Intu, the UK's largest listed shopping centre landlord, hopes the app will encourage shoppers to spend more time and money in its malls

Intu owns the Trafford Centre in Manchester

Intu, the UK's largest listed shopping centre operator in the UK, is rolling out a new app that sends offers to customers’ mobile phones based on their location.

Users will be able to see their location as a blue dot on a digital map of the shopping centre, plan a route between stores and see which retailers along their path are offering deals.

"This could change the retail environment," said Karen Harris, managing director of Intu Digital. "It has phenomenal added value for customers and allows retailers to control revenue figures more than they could ever could before."

A retailer that notices slow sales on a certain day would be able to send a offer immediately to app users walking by the store, encouraging people to enter the shop and spend money.

Intu's app will help users find their way around the shopping centres

The FTSE 100 company – which operates nine of the UK's top 20 retail destinations, including the Trafford Centre and Lakeside – hopes the app will help visitors discover stores that they would not usually visit and spend longer in the shopping centre.
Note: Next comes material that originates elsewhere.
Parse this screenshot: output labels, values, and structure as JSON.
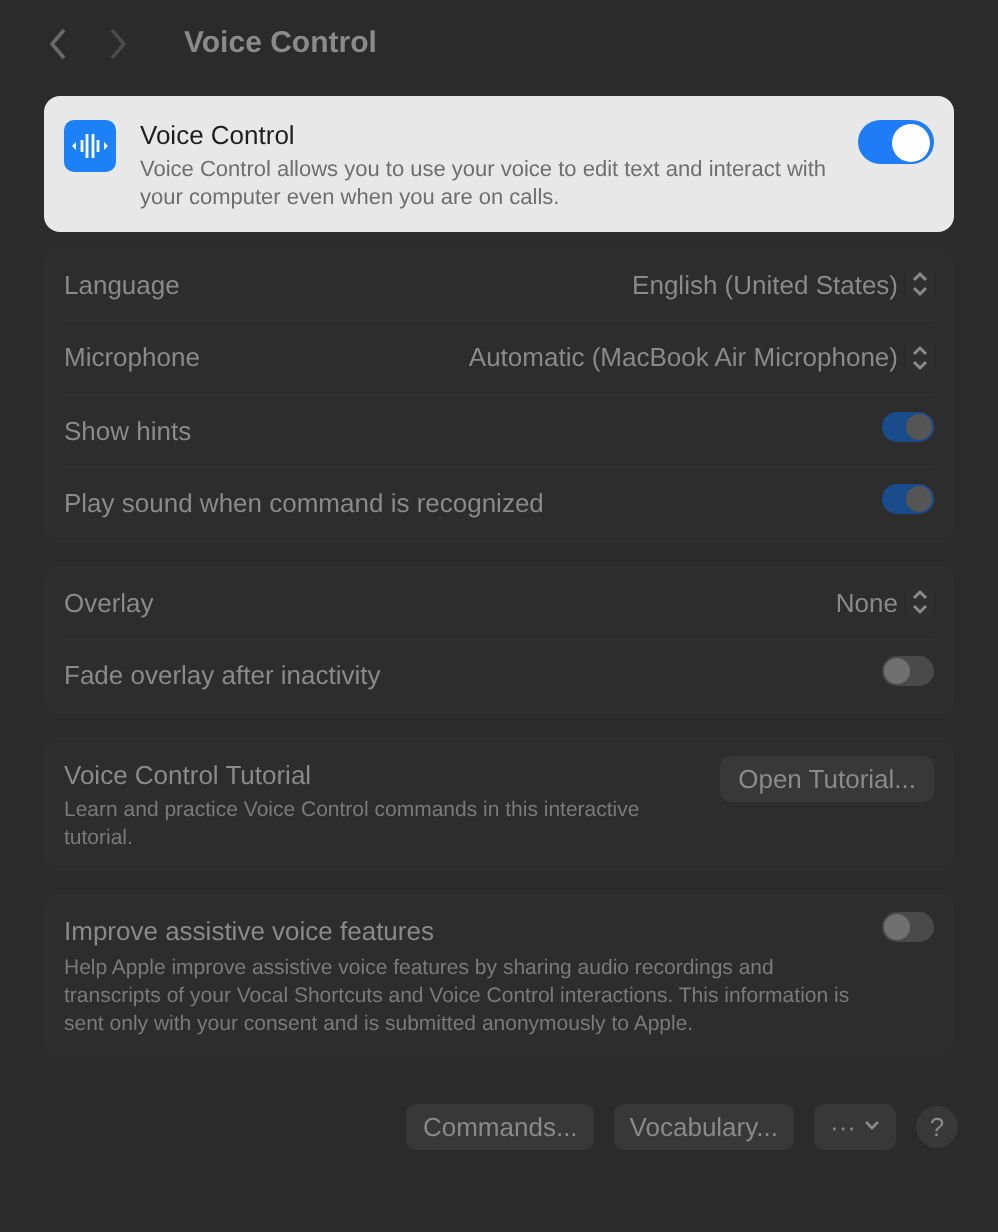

"We are the first shopping centre group to have created indoor mapping on iOS."

Last year, shoppers spent £5.5bn across Intu's malls and spent an average of 100 minutes each at the shopping centre. That translates to an additional £55m of retail spend for every extra minute consumers stay at the complex.

"Footfall is difficult to shift in a big way, but you can affect dwell time, which has a big impact on turnover and frequency of visits," Ms Harris said.

"We could send an offer for a free cupcake and coffee to people who have been there for one and a half hours, so they would be encouraged to stick around and spend more."

Future versions of the app could also include a "find my car" feature.

Lakeside in Essex is one of Intu's 18 shopping centres in the UK

Although similar technology exists on Android, "it’s been impossible to do this on an iPhone to date," Ms Harris said, adding that the company has been working with Apple on the project.

"We are the first shopping centre group to have created indoor mapping on iOS."

Unlike previous attempts to capture shoppers' attention via their mobile devices using beacons that transmit messages to a user's phone when it is near enough to pick up Bluetooth signal, Intu's app connects over WiFi and does not send intrusive notifications.

Physical retailers have been grappling with ways to capture consumer spend, which is swiftly moving online.

Ms Harris believes Intu is "joining the dots between the physical and digital shopping experience" and that this omni-channel strategy will help retailers "reach a far wider audience than through a bricks and mortar only approach".

The app, which will be unveiled today at the British Council of Shopping Centres’ annual retail real estate event, will be available on iOS and Android following a trial phase during several student events at Intu centres across the country.